Dando un'occhiata alla tracklist, si può farsi solo una vaga idea di ciò che troveremo all'interno di questo "Blood Geometry". Cosa possiamo infatti aspettarci da pezzoni giganteschi come "Sigils That Beckon Death", di ventitrè minuti, "Pyramid Of The Cold Son" di ventidue, e "Blood Of Ancients, Blood Of Hatred" di addirittura trentasei? Spiegarlo in poche parole è impossibile: succedono troppe cose all'interno di essi, e su ciascun minuto si potrebbe parlare per ore, sviscerando tutti i significati di una musica di tale intransigente e severa bellezza. Ogni pezzo potrebbe essere considerato un disco nel disco, un'appendice all'appendice, un differente movimento di un'opera dalle sfaccettature infinite. Posso solo dire che "Blood Geometry" è un disco che porta all'estremo ogni aspetto della musica estrema, dilatando i tempi in maniera encomiabile e coraggiosa, e proponendosi con uno spirito che più anticommerciale non potrebbe essere, consapevole del fatto che la sua bellezza verrà colta solamente da chi possiede la giusta attitudine e la giusta pazienza per comprendere a fondo un lavoro come questo. Mutatiis non si è limitato a ricopiare "Levitating The Carnal" e a riproporcelo in versione allungata, ma ha creato un vero e proprio monumento musicale nero, un monolite immenso che potrebbe diventare la vostra prossima ossessione, che vi lascerà totalmente incapaci di intendere e di volere e che vi terrà inevitabilmente soggiogati. Perchè una volta che si entra nei siderali meandri di "Blood Geometry", uscirne è davvero un compito arduo.

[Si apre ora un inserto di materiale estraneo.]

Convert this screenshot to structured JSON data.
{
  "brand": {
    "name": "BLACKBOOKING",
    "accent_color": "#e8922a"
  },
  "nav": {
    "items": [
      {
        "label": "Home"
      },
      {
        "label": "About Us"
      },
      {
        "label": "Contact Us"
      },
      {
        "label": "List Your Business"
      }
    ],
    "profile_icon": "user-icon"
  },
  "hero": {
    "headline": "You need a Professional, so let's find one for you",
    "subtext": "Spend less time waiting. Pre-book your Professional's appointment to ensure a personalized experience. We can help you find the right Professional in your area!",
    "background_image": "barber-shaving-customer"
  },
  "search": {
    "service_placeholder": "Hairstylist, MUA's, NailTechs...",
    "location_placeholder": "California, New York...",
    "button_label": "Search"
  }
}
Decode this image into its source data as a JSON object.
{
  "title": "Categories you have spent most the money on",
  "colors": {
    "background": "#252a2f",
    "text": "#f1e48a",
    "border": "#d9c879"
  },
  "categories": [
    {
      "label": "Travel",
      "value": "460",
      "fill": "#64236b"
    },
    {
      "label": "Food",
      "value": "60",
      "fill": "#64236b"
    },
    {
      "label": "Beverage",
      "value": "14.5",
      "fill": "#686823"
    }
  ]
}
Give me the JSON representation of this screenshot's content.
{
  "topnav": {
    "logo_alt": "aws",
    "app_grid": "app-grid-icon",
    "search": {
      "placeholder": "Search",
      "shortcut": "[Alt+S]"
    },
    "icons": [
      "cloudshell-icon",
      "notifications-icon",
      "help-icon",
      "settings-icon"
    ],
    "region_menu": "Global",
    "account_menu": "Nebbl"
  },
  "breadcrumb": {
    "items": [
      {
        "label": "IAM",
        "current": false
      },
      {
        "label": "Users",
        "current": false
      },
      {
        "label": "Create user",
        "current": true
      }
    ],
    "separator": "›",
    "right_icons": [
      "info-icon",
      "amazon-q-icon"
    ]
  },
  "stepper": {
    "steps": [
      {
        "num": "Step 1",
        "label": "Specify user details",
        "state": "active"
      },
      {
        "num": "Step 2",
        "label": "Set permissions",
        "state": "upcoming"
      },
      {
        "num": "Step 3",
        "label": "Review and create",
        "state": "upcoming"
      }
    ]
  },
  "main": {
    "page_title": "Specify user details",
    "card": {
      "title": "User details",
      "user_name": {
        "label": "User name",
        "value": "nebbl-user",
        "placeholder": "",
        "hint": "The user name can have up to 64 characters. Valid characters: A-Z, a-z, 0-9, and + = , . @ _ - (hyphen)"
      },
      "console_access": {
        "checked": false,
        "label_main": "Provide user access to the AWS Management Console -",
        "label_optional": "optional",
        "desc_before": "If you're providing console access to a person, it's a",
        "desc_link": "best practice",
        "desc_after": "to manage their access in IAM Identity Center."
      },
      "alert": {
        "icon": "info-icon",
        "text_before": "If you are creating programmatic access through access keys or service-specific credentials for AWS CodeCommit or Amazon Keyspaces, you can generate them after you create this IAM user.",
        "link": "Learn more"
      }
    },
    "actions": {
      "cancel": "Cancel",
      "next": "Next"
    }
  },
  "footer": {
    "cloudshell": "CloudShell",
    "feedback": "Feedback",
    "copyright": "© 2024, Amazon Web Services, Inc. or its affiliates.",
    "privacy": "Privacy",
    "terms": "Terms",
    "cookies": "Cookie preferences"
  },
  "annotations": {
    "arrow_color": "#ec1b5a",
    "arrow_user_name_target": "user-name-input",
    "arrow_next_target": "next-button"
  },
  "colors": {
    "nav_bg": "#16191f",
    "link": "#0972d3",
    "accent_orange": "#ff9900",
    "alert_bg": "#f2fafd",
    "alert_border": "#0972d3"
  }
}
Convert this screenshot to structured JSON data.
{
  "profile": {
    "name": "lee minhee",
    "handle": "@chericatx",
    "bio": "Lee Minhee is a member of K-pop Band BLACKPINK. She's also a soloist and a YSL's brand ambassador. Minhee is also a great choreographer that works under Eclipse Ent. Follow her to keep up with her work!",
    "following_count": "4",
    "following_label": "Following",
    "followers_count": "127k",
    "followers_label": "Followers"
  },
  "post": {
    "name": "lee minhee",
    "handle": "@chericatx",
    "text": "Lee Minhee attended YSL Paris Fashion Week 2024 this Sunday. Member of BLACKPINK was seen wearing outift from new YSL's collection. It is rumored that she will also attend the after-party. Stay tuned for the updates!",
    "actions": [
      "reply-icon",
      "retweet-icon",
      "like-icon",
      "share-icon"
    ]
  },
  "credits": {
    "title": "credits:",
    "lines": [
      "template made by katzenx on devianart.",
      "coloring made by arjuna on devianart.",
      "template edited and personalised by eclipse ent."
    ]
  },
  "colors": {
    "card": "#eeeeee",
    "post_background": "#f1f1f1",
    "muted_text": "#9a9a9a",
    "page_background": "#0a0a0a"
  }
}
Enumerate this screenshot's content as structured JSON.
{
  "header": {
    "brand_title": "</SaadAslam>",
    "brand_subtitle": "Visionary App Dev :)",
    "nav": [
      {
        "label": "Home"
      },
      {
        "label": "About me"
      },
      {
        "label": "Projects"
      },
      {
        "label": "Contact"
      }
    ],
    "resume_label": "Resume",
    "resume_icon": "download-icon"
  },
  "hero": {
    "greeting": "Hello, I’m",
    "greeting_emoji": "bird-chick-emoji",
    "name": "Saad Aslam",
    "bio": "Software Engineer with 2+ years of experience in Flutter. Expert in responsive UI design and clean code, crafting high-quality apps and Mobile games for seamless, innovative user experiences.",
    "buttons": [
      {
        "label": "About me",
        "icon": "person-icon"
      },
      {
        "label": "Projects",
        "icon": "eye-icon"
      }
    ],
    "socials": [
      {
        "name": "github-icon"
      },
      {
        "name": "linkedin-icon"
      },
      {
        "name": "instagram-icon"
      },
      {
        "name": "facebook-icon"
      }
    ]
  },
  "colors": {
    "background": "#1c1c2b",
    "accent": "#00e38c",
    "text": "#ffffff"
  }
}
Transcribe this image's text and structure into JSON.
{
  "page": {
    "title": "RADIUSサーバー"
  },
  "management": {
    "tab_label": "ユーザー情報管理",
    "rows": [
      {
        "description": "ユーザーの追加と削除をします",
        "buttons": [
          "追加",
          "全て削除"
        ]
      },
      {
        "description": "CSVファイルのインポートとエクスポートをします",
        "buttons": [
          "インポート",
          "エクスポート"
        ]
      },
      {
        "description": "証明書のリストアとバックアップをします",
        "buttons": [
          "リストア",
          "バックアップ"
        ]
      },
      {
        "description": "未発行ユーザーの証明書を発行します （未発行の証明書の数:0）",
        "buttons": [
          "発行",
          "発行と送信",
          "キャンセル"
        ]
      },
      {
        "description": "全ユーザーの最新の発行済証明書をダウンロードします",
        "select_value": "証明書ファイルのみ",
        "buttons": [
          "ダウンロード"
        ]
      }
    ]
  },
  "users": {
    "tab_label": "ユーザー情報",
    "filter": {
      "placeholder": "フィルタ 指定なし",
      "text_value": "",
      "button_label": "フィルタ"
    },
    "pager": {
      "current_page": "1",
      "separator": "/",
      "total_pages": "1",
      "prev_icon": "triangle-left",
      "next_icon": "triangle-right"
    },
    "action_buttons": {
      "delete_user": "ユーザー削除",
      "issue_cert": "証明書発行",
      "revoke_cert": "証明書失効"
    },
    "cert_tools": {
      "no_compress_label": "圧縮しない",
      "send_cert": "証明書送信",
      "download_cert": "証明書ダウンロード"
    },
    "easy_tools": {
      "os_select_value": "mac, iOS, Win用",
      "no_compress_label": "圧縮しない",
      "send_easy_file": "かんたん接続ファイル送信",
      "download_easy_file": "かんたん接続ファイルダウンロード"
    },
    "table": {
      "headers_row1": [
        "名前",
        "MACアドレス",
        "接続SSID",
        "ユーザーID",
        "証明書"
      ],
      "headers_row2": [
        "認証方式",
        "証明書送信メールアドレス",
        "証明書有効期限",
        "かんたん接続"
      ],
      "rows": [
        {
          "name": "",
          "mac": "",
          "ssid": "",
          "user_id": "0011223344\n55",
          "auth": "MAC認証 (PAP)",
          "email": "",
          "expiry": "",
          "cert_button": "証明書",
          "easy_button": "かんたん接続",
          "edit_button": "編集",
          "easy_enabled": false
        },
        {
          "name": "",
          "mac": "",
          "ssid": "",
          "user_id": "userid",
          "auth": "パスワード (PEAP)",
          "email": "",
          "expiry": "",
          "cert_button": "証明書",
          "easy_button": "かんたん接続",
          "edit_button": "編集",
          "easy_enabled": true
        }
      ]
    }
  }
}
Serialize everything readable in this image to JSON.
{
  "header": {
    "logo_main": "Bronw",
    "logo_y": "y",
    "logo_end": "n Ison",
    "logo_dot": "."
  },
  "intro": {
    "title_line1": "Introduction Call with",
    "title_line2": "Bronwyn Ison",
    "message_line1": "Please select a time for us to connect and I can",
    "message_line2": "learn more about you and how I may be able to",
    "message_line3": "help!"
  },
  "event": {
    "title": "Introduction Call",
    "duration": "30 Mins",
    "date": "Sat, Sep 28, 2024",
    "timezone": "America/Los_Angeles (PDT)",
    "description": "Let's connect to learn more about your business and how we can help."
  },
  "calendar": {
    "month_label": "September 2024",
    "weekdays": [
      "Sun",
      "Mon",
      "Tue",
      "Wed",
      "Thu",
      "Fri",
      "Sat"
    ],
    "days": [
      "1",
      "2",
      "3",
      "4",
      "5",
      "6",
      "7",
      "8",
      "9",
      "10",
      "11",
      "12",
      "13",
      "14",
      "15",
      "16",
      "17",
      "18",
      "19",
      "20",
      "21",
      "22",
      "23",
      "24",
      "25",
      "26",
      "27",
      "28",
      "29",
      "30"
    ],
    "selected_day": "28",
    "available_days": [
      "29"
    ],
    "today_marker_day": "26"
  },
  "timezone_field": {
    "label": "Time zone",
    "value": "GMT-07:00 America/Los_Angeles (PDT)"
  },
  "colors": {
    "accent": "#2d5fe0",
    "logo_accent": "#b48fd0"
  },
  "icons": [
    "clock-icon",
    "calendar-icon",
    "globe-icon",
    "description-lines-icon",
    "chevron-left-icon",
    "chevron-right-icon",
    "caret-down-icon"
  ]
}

Un lavoro titanico, da venerare silenziosamente nei secoli dei secoli.
Un lavoro titanico, da venerare silenziosamente nei secoli dei secoli.
CD 1
01 - A Choir For Venus (4:30)
02 - The Temple Is Falling (18:25)
03 - Sigils That Beckon Death (23:55)
04 - Blood Geometry (9:01)
CD 2
01 - A Blaze For Twilight (3:45)
02 - Pyramid Of The Cold Son (22:12)
03 - Blood Of Ancients, Blood Of Hatred (36:36)
04 - Void Alchemy (11:12)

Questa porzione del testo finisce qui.